Japanese American
Japanese Americans (日系アメリカ人, Nikkei Amerikajin?) are American people of Japanese heritage. Japanese Americans have historically been among the three largest Asian American communities, but in recent decades, it has become the sixth largest group at roughly 1,304,286, including those of mixed-race or mixed-ethnicity. In the 2000 census, the largest Japanese American communities were found in California with 394,896, Hawaii with 296,674, Washington with 56,210, New York with 45,237, and Illinois with 27,702.

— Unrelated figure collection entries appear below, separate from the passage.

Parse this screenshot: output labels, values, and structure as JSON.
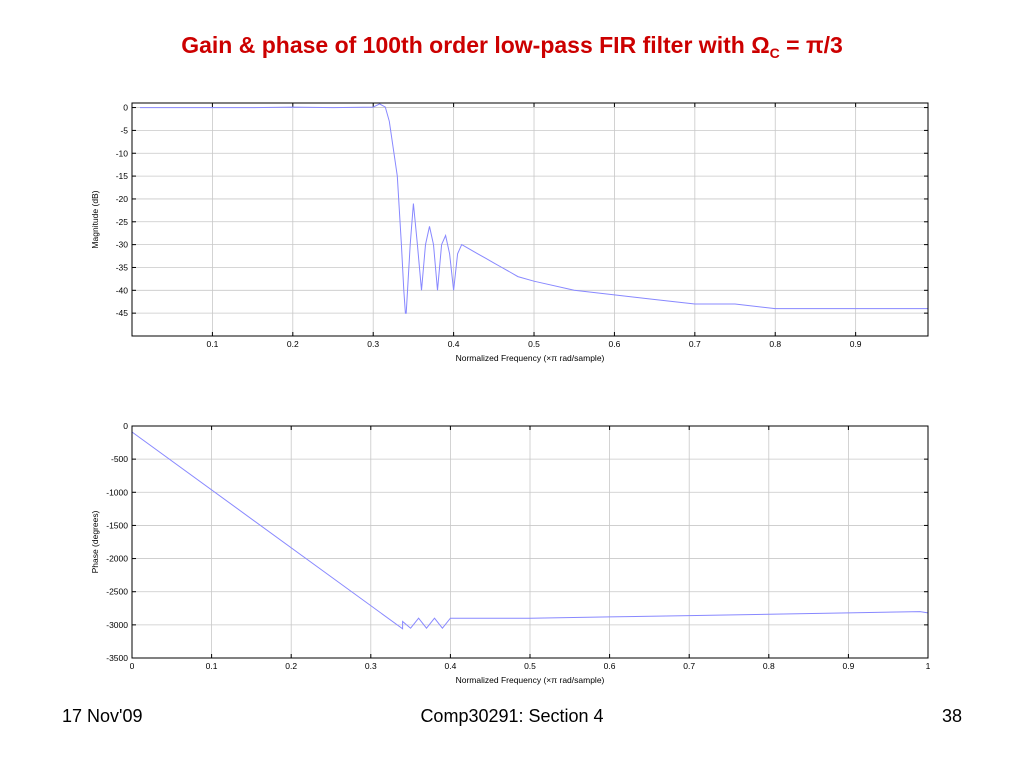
{
  "slide": {
    "title_prefix": "Gain & phase of 100th order low-pass FIR filter with ",
    "title_omega": "Ω",
    "title_sub": "C",
    "title_eq": " = ",
    "title_pi": "π",
    "title_suffix": "/3",
    "title_color": "#cc0000"
  },
  "footer": {
    "date": "17 Nov'09",
    "course": "Comp30291: Section 4",
    "page": "38"
  },
  "chart_data": [
    {
      "type": "line",
      "ylabel": "Magnitude (dB)",
      "xlabel": "Normalized Frequency  (×π rad/sample)",
      "xlim": [
        0.0,
        0.99
      ],
      "ylim": [
        -50,
        1
      ],
      "x_ticks": [
        0.1,
        0.2,
        0.3,
        0.4,
        0.5,
        0.6,
        0.7,
        0.8,
        0.9
      ],
      "x_tick_labels": [
        "0.1",
        "0.2",
        "0.3",
        "0.4",
        "0.5",
        "0.6",
        "0.7",
        "0.8",
        "0.9"
      ],
      "y_ticks": [
        0,
        -5,
        -10,
        -15,
        -20,
        -25,
        -30,
        -35,
        -40,
        -45
      ],
      "y_tick_labels": [
        "0",
        "-5",
        "-10",
        "-15",
        "-20",
        "-25",
        "-30",
        "-35",
        "-40",
        "-45"
      ],
      "grid": true,
      "series": [
        {
          "color": "#8888ff",
          "x": [
            0.01,
            0.08,
            0.15,
            0.2,
            0.25,
            0.3,
            0.308,
            0.315,
            0.32,
            0.33,
            0.335,
            0.338,
            0.34,
            0.341,
            0.346,
            0.35,
            0.355,
            0.36,
            0.365,
            0.37,
            0.375,
            0.38,
            0.385,
            0.39,
            0.395,
            0.4,
            0.405,
            0.41,
            0.42,
            0.43,
            0.44,
            0.45,
            0.46,
            0.47,
            0.48,
            0.5,
            0.55,
            0.6,
            0.65,
            0.7,
            0.75,
            0.8,
            0.85,
            0.9,
            0.95,
            0.99
          ],
          "y": [
            0,
            0,
            0,
            0.1,
            0,
            0.1,
            0.8,
            0.1,
            -3,
            -15,
            -30,
            -40,
            -45,
            -45,
            -30,
            -21,
            -30,
            -40,
            -30,
            -26,
            -30,
            -40,
            -30,
            -28,
            -32,
            -40,
            -32,
            -30,
            -31,
            -32,
            -33,
            -34,
            -35,
            -36,
            -37,
            -38,
            -40,
            -41,
            -42,
            -43,
            -43,
            -44,
            -44,
            -44,
            -44,
            -44
          ]
        }
      ]
    },
    {
      "type": "line",
      "ylabel": "Phase (degrees)",
      "xlabel": "Normalized Frequency  (×π rad/sample)",
      "xlim": [
        0,
        1
      ],
      "ylim": [
        -3500,
        0
      ],
      "x_ticks": [
        0,
        0.1,
        0.2,
        0.3,
        0.4,
        0.5,
        0.6,
        0.7,
        0.8,
        0.9,
        1
      ],
      "x_tick_labels": [
        "0",
        "0.1",
        "0.2",
        "0.3",
        "0.4",
        "0.5",
        "0.6",
        "0.7",
        "0.8",
        "0.9",
        "1"
      ],
      "y_ticks": [
        0,
        -500,
        -1000,
        -1500,
        -2000,
        -2500,
        -3000,
        -3500
      ],
      "y_tick_labels": [
        "0",
        "-500",
        "-1000",
        "-1500",
        "-2000",
        "-2500",
        "-3000",
        "-3500"
      ],
      "grid": true,
      "series": [
        {
          "color": "#8888ff",
          "x": [
            0.0,
            0.34,
            0.34,
            0.35,
            0.36,
            0.37,
            0.38,
            0.39,
            0.4,
            0.5,
            0.6,
            0.7,
            0.8,
            0.9,
            0.99,
            1.0
          ],
          "y": [
            -90,
            -3060,
            -2950,
            -3050,
            -2900,
            -3050,
            -2900,
            -3050,
            -2900,
            -2900,
            -2880,
            -2860,
            -2840,
            -2820,
            -2800,
            -2820
          ]
        }
      ]
    }
  ]
}
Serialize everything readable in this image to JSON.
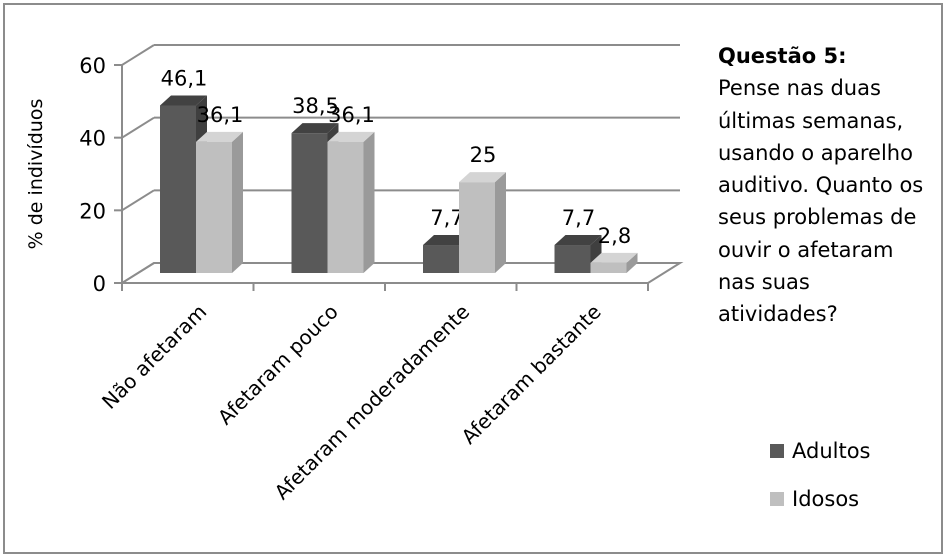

| Historical population | ||
|---|---|---|
| Year | Pop. | ±% |
| 1870 | 55 | — |
| 1880 | 148 | +169.1% |
| 1890 | 2,039 | +1277.7% |
| 1900 | 24,326 | +1093.0% |
| 1910 | 72,157 | +196.6% |
| 1920 | 111,010 | +53.8% |
| 1930 | 138,834 | +25.1% |
| 1940 | 126,947 | −8.6% |
| 1950 | 141,768 | +11.7% |
| 1960 | 464,332 | +227.5% |
| 1970 | 591,290 | +27.3% |
| 1980 | 700,974 | +18.5% |
| 1990 | 847,562 | +20.9% |
| 2000 | 796,700 | −6.0% |
| 2010 | 763,325 | −4.2% |
Read more about Japanese American: History, Politics, Works About Japanese Americans
Famous quotes containing the words japanese and/or american:
“A pragmatic race, the Japanese appear to have decided long ago that the only reason for drinking alcohol is to become intoxicated and therefore drink only when they wish to be drunk.
So I went out into the night and the neon and let the crowd pull me along, walking blind, willing myself to be just a segment of that mass organism, just one more drifting chip of consciousness under the geodesics.”
—William Gibson (b. 1948)
“Ive always wondered why European politicians as a group seemed brighter than American politicians as a group. Maybe its because many American politicians have the race issue to fall back on. They become lazy, suspicious of innovative ideas, and as a result American institutions atrophy.”